Cleaning the data that matters…and not all data matters!

Standard

In my previous post, I alluded to a list of 5 concepts that make data cleansing a bit easier (Not fun, not easy – peasy but easier). In this post, I am going to expand on the concepts of “Knowing your data” and “Classify your data”

It's about half the battle

GI Joe talks about knowing

.But, before we get into the methodology and the doing, let’s talk about tools used. We are actually only using two tool to build out the functionality found with in this post, reports and formulas. However, because the methodologies discussed below is different than most organizations approach to cleaning data (Ocean…Boiling) there will be work on you to get folks bought into the ideas of not just trying to clean everything. So, I guess if you want to get technical, a third tool is the soft grey matter inside your noggin!

First things first. To help me “Know” and “Classify” my data, I am going to write a report that has two bucket fields, “Customer” and “Pipeline”. The bucket fields are looking at two custom field that are rollups counting the number of booked opportunities and the number of open opportunities. These are my two primary classifications because I am going to use a combination of these two classifications to score the value of an account to my company.

1)      Non Customer, No Pipeline (Least Valuable)

2)      Non Customer, Pipeline

3)      Customer, No Pipeline

4)      Customer, Pipeline (Most Valuable)

My fictional org for “Kramerica” wants all 481k of their accounts cleaned. Before jumping in and just starting to cleanse, I set up a report that breaks down an account based on past purchases and pipeline. Just by using two bucket fields, I can see that 14,000 accounts (About 3%) that are high value (Customer with Pipeline), 13,000 (3%) are medium value (Non Customer with Pipeline) and 54,000 accounts (11%) that are medium value (Customer No Pipe or Non Customer Pipe). I have just reduced the pool of accounts that should be cleansed by nearly 83%.

Numbers don't lie

Dry those eyes, it is not as bad as it seems

Unfortunately, there is still a number that is not very friendly standing between us and Maragriatville.

Margaritaville is real, google maps told me!

Which is just outside of Dallas apparently.

So, we are going to take things up a notch and write a set of formulas that will score the data that is entered on our account records. The folks in charge of data management (and that might be you), decided that Address, Phone and Website were most important. Yeah, I didn’t put state / country, but that is because of the change making it a picklist field, and we will just assume Kramerica is using the picklists. I am going to end up creating four formula fields. Three formulas will look at the data contained in the three fields. The fourth field will sum the scores of the three fields and then based on the totals, grade the data “Good”, “Acceptable” and “Poor”. The formulas don’t have to be complex, even something basic like if(len(FIELD=0,1,0), which will check for the presence of any data in those fields.

Just the ones that matter

In this case, red is good because red = less work!

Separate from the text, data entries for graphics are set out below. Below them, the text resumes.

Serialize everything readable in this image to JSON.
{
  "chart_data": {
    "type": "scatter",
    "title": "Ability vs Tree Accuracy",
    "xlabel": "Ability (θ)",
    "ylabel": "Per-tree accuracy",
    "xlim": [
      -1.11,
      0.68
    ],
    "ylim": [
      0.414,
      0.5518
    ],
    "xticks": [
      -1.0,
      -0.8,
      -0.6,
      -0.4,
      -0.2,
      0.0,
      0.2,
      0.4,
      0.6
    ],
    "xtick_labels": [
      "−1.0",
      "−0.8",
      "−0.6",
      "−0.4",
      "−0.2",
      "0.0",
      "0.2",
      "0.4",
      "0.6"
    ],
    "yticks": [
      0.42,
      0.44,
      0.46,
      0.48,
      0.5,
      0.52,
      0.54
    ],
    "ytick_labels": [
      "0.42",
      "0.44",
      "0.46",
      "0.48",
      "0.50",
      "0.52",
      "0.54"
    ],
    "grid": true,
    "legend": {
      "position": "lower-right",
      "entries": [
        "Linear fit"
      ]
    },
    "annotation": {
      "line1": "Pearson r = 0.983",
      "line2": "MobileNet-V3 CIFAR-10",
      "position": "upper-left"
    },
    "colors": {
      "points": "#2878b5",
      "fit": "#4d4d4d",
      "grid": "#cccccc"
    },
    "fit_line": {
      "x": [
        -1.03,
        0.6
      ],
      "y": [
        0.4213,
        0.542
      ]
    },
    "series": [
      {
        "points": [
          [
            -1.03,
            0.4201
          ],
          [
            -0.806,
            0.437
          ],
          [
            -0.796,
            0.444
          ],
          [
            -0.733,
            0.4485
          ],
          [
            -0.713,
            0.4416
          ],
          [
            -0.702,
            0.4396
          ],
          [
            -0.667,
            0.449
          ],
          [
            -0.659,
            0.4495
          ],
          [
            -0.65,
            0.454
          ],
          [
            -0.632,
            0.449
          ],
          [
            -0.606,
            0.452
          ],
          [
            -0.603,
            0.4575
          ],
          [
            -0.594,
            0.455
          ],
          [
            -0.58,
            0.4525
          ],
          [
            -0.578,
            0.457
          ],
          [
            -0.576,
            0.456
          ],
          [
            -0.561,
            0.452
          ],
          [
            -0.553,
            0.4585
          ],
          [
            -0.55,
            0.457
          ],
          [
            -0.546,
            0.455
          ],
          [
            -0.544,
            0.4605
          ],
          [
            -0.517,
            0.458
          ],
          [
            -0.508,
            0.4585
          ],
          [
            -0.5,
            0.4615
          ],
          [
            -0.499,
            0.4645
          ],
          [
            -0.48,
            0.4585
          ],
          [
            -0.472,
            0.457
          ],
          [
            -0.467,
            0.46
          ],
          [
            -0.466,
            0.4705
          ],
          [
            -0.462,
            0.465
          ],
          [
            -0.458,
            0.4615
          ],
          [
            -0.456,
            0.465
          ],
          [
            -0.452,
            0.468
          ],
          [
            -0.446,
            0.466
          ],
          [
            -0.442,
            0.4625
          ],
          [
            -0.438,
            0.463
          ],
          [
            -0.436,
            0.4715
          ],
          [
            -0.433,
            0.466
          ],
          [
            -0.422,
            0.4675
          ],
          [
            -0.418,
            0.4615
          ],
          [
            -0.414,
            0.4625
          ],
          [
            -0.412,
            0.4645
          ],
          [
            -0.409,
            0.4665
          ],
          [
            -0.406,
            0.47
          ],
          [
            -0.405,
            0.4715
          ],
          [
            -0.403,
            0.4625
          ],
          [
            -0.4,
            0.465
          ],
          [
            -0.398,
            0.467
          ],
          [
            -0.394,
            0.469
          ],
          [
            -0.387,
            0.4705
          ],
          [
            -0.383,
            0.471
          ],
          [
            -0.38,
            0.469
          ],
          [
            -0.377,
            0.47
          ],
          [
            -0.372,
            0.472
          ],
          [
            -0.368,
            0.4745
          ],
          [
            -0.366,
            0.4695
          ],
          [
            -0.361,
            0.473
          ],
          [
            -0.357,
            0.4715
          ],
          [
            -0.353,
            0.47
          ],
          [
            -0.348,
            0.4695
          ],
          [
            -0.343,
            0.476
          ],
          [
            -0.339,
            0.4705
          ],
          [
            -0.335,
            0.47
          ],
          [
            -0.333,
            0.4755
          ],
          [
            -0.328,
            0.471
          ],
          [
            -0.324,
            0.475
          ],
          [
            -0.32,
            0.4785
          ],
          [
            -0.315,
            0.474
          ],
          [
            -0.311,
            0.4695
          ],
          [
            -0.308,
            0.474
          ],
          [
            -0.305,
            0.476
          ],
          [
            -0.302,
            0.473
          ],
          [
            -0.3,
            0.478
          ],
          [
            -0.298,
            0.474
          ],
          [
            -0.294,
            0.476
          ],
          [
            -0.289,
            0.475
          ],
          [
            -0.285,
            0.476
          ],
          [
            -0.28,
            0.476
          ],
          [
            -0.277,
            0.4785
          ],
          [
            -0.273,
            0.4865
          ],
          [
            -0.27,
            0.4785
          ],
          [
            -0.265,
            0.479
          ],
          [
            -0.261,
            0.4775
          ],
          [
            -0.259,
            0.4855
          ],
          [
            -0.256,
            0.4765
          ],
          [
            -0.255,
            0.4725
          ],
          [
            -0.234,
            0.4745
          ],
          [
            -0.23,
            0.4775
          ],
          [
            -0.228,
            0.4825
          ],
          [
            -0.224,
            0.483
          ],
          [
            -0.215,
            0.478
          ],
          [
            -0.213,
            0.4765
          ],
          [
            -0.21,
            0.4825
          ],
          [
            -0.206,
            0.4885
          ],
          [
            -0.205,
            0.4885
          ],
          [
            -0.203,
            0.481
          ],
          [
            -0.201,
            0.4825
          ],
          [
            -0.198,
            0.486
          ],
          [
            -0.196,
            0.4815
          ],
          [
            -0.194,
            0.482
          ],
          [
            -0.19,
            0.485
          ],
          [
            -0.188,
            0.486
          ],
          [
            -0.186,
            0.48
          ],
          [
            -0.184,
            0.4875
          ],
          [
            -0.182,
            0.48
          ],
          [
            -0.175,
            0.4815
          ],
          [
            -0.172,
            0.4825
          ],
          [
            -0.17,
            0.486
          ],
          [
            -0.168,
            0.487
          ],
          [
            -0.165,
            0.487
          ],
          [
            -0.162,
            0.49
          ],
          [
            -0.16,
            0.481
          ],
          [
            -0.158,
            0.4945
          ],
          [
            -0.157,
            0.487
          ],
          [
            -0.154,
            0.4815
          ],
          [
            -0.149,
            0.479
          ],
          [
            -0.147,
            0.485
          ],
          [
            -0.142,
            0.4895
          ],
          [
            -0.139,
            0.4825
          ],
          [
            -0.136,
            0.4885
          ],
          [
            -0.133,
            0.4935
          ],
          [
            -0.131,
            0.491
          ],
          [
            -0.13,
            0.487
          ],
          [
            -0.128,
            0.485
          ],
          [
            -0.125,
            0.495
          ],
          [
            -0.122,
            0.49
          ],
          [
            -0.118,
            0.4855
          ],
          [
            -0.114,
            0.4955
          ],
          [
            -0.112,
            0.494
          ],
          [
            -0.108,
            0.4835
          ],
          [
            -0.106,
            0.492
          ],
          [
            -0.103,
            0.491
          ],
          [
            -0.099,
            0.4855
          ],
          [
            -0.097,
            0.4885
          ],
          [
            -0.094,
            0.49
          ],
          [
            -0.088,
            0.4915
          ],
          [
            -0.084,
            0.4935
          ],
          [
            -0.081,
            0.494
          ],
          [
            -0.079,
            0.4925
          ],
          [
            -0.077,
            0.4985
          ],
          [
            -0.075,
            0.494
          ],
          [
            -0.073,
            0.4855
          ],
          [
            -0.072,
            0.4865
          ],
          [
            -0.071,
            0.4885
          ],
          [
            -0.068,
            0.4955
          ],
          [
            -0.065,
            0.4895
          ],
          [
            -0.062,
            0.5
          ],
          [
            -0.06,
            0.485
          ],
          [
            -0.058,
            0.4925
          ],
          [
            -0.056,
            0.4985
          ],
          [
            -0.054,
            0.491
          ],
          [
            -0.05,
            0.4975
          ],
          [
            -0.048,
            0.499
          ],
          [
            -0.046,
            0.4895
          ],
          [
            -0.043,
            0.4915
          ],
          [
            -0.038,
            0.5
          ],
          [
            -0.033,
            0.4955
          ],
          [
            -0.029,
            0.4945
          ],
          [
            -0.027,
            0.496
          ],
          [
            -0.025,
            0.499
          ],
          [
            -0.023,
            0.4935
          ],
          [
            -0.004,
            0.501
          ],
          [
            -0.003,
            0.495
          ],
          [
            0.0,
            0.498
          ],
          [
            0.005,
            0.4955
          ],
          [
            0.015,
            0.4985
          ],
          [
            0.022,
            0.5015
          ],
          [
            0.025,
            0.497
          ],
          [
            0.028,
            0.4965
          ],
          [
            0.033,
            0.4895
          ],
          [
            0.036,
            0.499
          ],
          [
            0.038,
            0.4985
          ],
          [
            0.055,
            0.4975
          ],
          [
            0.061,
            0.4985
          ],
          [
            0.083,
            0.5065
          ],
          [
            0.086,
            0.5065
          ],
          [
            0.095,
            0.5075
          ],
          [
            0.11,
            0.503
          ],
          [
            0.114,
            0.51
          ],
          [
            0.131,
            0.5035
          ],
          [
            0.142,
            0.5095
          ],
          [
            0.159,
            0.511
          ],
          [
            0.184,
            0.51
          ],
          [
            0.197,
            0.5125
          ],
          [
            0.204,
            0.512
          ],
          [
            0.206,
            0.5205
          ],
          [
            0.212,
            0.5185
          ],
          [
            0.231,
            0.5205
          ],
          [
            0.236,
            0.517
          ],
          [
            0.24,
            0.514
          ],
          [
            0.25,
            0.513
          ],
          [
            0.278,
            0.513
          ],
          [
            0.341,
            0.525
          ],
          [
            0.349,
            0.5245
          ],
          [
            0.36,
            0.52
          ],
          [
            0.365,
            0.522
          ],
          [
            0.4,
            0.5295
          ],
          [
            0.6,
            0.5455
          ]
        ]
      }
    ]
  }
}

That was a fun diversion, now, go back to the original reports with primary / secondary classifications. We add in the data grading field. Now, you can see how many of your most valuable accounts actually need the most help. In the case of Kramerica, we want to distil down that 14% (68k accounts) even further so we can focus on valuable accounts that have a data score of zero (no values in any of the fields) or one (at least one field has some data in it). Applying the formulas and the buckets to my data set reduces the amount of accounts I need to look at from 54,000 to 18,000.

I think this deserves a quick, bullet pointed recap:

–        Initial data set, 480k accounts

–        Valuable Accounts:

o   Customer / Pipeline (Most) 14,000

o   Pipeline / Non Customer 13,000

o   Customer / No Pipeline 54,000

–        Data scoring of valuable accounts:

o   Zero data score = 5,000

o   One data score = 13,000

–        Reduced my “need to clean” by nearly 90+%

My SFDC admin is amazing

I get this way whenever I shake loose a bit more time in the day.

Yeah, that is pretty awesome. However, there is the question of what do to with all those “other” accounts. Here is where it goes from awesome to AWESOME (in a monster truck voice). Since you have already established what makes an account valuable, once an account meets a certain threshold (gets pipeline), you know that it then needs to be cleaned up…and of course, you know what needs to be cleaned up because you are already scoring it.

2014-06-01 20_51_21-awesome monster truck - Google Search

 

PS – For bonus points, create a nice email alert telling the reps their data is bad, and make it so it sends them that notice every time they edit the account OR opportunity…just put on a timer so it only sends once per day!